The experiment to make oxygen on Mars has come to an end, with the Perseverance rover’s MOXIE instrument completing its mission. MOXIE, or Mars Oxygen In-Situ Resource Utilization Experiment, is a small box tucked inside the rover that takes in carbon dioxide from the Martian atmosphere and converts it into oxygen. After 16 successful runs, the experiment has now been concluded.
MOXIE works like a fuel cell run in reverse, taking in carbon dioxide and then using electricity to split the molecules into oxygen and carbon monoxide. The idea was well understood on Earth, but had never been tried on Mars before, so the aim of the experiment was just to see if it worked and could be used as potential future technology for crewed missions.
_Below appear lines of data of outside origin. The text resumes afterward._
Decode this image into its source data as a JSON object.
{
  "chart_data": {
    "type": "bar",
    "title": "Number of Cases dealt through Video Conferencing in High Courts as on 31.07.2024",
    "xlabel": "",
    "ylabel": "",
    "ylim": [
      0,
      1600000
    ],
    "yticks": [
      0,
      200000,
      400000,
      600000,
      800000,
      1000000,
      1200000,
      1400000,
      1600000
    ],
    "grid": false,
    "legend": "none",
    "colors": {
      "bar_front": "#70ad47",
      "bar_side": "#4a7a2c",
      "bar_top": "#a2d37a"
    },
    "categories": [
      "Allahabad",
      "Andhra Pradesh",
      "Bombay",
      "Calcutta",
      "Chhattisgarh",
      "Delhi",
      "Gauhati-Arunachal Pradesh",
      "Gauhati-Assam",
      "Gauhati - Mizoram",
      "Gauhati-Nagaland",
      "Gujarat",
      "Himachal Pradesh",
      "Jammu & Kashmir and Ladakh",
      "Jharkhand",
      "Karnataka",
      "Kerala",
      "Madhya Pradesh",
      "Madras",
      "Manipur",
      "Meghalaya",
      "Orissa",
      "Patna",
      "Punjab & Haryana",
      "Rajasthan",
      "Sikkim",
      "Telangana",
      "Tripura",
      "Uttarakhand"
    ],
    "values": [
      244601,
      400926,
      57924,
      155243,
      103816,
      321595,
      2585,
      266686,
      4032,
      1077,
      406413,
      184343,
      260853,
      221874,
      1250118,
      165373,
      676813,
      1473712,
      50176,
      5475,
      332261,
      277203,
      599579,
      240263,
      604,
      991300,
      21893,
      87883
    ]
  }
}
The experiment worked just as planned, producing record amounts of oxygen, and totaling 122 grams produced over its lifetime. The runs were spread over different times of the Martian year to see how it fared in different temperatures and dust environments, and the experiment produced up to 12 grams of oxygen per hour which was twice the original aim.
“MOXIE’s impressive performance shows that it is feasible to extract oxygen from Mars’ atmosphere – oxygen that could help supply breathable air or rocket propellant to future astronauts,” said NASA Deputy Administrator Pam Melroy in a statement. “Developing technologies that let us use resources on the moon and Mars is critical to build a long-term lunar presence, create a robust lunar economy, and allow us to support an initial human exploration campaign to Mars.”
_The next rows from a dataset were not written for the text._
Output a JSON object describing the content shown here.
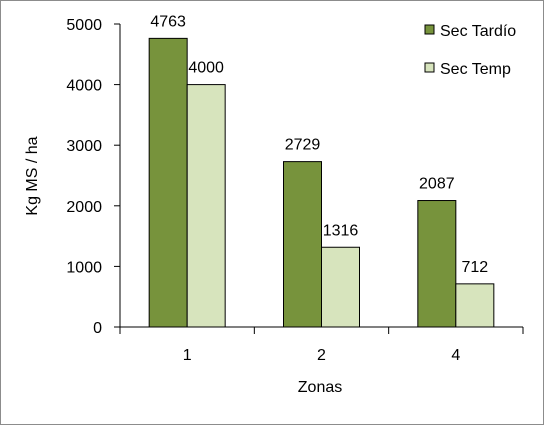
{
  "chart_data": {
    "type": "bar",
    "categories": [
      "1",
      "2",
      "4"
    ],
    "series": [
      {
        "name": "Sec Tardío",
        "values": [
          4763,
          2729,
          2087
        ],
        "color": "#77933c"
      },
      {
        "name": "Sec Temp",
        "values": [
          4000,
          1316,
          712
        ],
        "color": "#d7e4bd"
      }
    ],
    "data_labels": [
      [
        "4763",
        "2729",
        "2087"
      ],
      [
        "4000",
        "1316",
        "712"
      ]
    ],
    "xlabel": "Zonas",
    "ylabel": "Kg MS / ha",
    "ylim": [
      0,
      5000
    ],
    "yticks": [
      0,
      1000,
      2000,
      3000,
      4000,
      5000
    ],
    "grid": false,
    "legend_position": "top-right",
    "bar_outline_color": "#000000"
  }
}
As well as being notable for its own achievements and as a way of producing oxygen for future crewed missions, the experiment also shows the broader utility of an approach called in-situ resource utilization (ISRU). The idea is to use materials and resources that are available in space environments, such as the carbon dioxide atmosphere on Mars or the dusty regolith on the moon, to make the resources needed for missions.
“MOXIE has clearly served as inspiration to the ISRU community,” said the instrument’s principal investigator, Michael Hecht of MIT. “It showed NASA is willing to invest in these kinds of future technologies. And it has been a flagship that has influenced the exciting industry of space resources.”